Benzer görüşleri üstelik bir rapor haline getirip Beyazsaray’a sunan ve raporunda, İsrail müttefikliği nedeniyle Amerika’nın Arap ve çok geniş İslam coğrafyasını kaybettiğini belirten (E) Gen. David Patreus’un ise başına neler geldiğini biliyoruz. CIA Başkanlığı’ndan bir “gönül ilişkisi” nedeniyle istifaya zorlanmıştı!.. Komployu kimlerin kurduğu bugün de belli değil...
Aklı başında Amerikalı güvenlik uzmanlarının üzerinde birleştiği ana nokta, İsrail’in Batı Şeria’da artan Yahudi yerleşim birimleri ve askeri baskıları, Gazze ablukasını da Nazi Almanya’sının Varşova Yahudi gettosu kuşatmasına döndürmesi nedeniyle terörizme büyük zemin oluşturduğu yönünde.

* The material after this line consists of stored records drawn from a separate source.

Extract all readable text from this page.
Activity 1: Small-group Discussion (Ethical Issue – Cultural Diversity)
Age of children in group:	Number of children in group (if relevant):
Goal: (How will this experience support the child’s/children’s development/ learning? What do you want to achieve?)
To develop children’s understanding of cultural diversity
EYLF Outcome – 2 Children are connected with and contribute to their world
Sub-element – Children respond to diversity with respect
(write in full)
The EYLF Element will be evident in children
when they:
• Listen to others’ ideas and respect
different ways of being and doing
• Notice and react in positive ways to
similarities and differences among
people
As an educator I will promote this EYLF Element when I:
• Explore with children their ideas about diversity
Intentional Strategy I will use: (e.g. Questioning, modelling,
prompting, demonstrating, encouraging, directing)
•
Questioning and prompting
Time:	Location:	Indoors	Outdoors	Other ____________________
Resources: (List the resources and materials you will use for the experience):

Varılan ortak kanı, İsrail’in politikalarının Arap/Müslüman coğrafyasında radikalizmin yükselişine neden olduğudur.
Türkiye açık örnek
2009-Davos’ta Erdoğan’ın Peres’e “one minute” demesinden bu yana Amerika’yı kontrol eden neo-con/siyonist lobi Türkiye ile uğraşıyor, özellikle son 4 yılda yaşamadığımız kalmadı, daha da yaşıyoruz. Pekiyi, bu, Amerikan vergi mükelleflerinin çıkarına mı, hayır!..
Amerika’nın güçlü bir NATO müttefiki dururken, Ortadoğu’da YPG-PKK terör örgütüyle müttefik olmasındaki zilletlik Amerikalıların güvenliğine hizmet ediyor mu, hayır!..
İran gibi bir ülke Amerika’yı ne kadar tehdit edebilir, geçiniz, hal böyleyken Amerika’nın iki de bir İran’a karşı savaş tamtamı çalması “gerçek bir güvenlik refleksi” midir, hayır! Muhtemel bir ABD-İran savaşında Amerikan vergi mükelleflerinin ne çıkarı olacaktır, hiç!..
Bir Kudüs kararıyla dünyadaki 1.6 milyar Müslüman’ın nefretini kazanmış olmak, Amerika’nın geleceğine ne tür bir katkıda bulunacak, geçiniz.
Bağlayalım: Amerikalılar, güvenliklerini tehlikeye atan, paralarını ve ülkelerinin evlatlarını İsrail için kullanan neo-con/siyonist lobiden bir an önce kurtulmalıdır.
En yakın gördükleri müttefikleri geleceklerini ipotek altına almış durumda, batıyorlar.